Le rite de l’eau est un des fondements de la culture et des traditions celtes. Ce rite met en avant des liquides nourriciers et de fécondité, où, par exemple, l’eau symbolise aussi le sperme. La romancière prend en compte de nombreuses références aux cultes anciens qui avaient cours dans la région.
Ces cultes ont été repris et quelque peu modifiés par des civilisations successives, tout en conservant le même esprit, poursuivant les mêmes objectifs et surtout utilisant les mêmes lieux.
Unai López de Ayala, dit Kraken, est profileur à la brigade criminelle de Vitoria-Gastelz. Il souffre d’une aphasie de Broca depuis qu’un criminel lui a logé une balle dans le cerveau. Il faisait équipe avec Estíbaliz, spécialiste en victimologie. Alba, sa supérieure, est sous-commissaire dans la même brigade.
Ce jeudi 17 novembre 2016, Alba murmure à Unai qu’elle est enceinte depuis août. S’il se réjouit, elle tempère son enthousiasme, lui avouant ne pas savoir si l’enfant est de lui ou de Nancho, son mari tué dans des circonstances relatées dans le précédent roman Le Silence de la ville blanche (Fleuve noir 2020 – Pocket 2022).
Pour l’heure Unai est en convalescence. Mais Esti l’appelle lui demandant de l’accompagner sur une scène de crime peu banale. Sur place, ils trouvent une femme enceinte pendue par les pieds, la tête dans un chaudron ancien. Et Unai reconnaît un amour de jeunesse. Il plonge alors dans l’année 1992 quand, avec ses trois amis, il fait un stage conduit par Saúl Tovar, un professeur d’anthropologie culturelle de l’université de Cantabrie, et fait connaissance de la présente victime Ana Belém Liaño qui se fait appeler Annabel Lee comme dessinatrice de BD.

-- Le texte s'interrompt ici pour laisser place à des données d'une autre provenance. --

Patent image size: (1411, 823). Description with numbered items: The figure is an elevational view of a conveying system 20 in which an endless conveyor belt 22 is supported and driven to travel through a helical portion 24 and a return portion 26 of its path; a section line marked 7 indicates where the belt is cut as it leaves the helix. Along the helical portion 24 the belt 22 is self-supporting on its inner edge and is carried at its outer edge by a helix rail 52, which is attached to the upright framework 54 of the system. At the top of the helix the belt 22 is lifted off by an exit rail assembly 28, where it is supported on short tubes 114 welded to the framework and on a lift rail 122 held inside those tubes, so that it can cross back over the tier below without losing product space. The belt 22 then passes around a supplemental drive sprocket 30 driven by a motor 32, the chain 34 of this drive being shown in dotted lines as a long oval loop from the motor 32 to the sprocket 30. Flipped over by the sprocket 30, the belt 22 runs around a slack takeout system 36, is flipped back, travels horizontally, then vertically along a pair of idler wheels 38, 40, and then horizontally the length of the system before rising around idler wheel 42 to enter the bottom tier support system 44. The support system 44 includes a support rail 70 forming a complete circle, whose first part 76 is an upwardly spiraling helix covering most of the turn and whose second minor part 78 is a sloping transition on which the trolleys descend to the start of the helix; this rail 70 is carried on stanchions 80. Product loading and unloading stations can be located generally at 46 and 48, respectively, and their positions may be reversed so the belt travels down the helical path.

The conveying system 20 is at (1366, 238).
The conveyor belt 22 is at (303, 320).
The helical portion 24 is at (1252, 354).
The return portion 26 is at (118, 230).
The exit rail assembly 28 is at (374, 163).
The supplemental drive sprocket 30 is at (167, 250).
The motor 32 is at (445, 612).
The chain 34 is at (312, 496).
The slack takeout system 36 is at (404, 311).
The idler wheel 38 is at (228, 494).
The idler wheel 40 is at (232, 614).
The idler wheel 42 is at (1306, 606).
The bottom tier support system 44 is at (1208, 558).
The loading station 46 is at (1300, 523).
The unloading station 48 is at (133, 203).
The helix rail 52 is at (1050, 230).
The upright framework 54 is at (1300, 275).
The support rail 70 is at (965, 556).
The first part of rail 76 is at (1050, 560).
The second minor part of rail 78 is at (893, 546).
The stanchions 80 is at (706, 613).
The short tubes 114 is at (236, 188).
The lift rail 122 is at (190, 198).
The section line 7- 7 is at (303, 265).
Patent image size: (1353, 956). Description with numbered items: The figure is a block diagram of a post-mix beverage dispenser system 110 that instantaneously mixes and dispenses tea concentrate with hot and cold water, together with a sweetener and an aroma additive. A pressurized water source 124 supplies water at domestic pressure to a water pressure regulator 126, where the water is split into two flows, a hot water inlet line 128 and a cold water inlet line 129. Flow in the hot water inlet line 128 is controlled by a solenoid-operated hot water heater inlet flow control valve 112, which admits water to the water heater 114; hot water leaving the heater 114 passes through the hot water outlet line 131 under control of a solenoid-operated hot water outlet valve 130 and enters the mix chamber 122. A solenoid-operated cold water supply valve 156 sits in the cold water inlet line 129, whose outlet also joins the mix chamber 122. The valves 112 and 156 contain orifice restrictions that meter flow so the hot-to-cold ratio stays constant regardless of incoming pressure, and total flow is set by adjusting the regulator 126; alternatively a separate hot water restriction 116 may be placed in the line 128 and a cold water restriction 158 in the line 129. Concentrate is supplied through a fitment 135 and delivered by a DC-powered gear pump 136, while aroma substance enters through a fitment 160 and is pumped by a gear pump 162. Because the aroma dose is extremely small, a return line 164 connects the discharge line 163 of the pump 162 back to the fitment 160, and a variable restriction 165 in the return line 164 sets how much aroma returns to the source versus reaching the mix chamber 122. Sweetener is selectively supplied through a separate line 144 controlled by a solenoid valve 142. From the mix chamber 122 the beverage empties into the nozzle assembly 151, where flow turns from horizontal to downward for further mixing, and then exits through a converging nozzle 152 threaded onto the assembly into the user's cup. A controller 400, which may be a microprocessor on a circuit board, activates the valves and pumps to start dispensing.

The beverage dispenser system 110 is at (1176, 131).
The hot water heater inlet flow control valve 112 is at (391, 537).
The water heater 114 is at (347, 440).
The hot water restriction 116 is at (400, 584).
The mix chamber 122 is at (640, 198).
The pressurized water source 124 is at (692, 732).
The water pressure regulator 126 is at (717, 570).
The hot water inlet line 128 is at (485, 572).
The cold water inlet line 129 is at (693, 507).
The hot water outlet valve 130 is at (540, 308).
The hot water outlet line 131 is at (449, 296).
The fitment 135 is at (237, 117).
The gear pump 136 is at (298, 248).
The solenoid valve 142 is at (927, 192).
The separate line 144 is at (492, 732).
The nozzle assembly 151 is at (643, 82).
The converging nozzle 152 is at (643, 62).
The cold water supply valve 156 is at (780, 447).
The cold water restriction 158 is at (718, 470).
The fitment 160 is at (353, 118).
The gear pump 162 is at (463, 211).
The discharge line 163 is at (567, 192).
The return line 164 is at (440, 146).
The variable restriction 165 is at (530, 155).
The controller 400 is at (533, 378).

Très intrigués par la mise en scène, les policiers fouillent dans la passé. Ils découvrent une situation similaire à Fontibre, il y a quelques années. Un tueur ressuscite-t-il ce rite ancien ? Mais pourquoi Annabel Lee ?
Les personnages sont liés par des sentiments très forts, au-delà de liens hiérarchiques et professionnels, que ce soit l’amour, l’amitié ou la haine. Avec ces éléments, la romancière lance ses protagonistes dans une course éperdue vers la recherche d’une vérité en mettant en scène aussi bien des péripéties initiées par les humains ou par la nature, que des sentiments exacerbés, des moments d’émotions fortes.
En construisant une intrigue qui oscille entre deux périodes, 2016 et 1992, l’auteure manie avec maestria une alternance présent-passé. Celle-ci lui laisse la possibilité de traiter de la thématique de la paternité et de la maternité. Elle met en scène, dans son récit, des bons et mauvais parents, des pères toxiques, des mères absentes, des parents indécis, tyranniques, un père de substitution, des tantes dévouées… Ces situations bancales, ces abus amènent des traumatismes qui influencent grandement la vie sociale.
Elle mène des réflexions fort intéressantes quand, par exemple, elle explique ces chaînes de violences, qui remontent au paléolithique. Depuis que l’Homo Sapiens moderne existe, il a exercé la violence sur ses semblables que ce soit interfamiliale, entre clans, villages voisins, nations États, royaumes… Elle montre l’importance de la mythologie celtique en Cantabrique.
Mais ce livre est d’abord un thriller avec son lot de retournements de situations, de découvertes macabres, de tension où les héros se retrouvent en position très difficile.
serge perraud
Eva García Sáenz de Urturi, Les Rites de l’eau (Los Ritos del Agua), traduit de l’espagnol (Espagne) par Judith Vernant, Fleuve noir, coll. “Thrillers”, mai 2022, 544 p. – 21,90 €.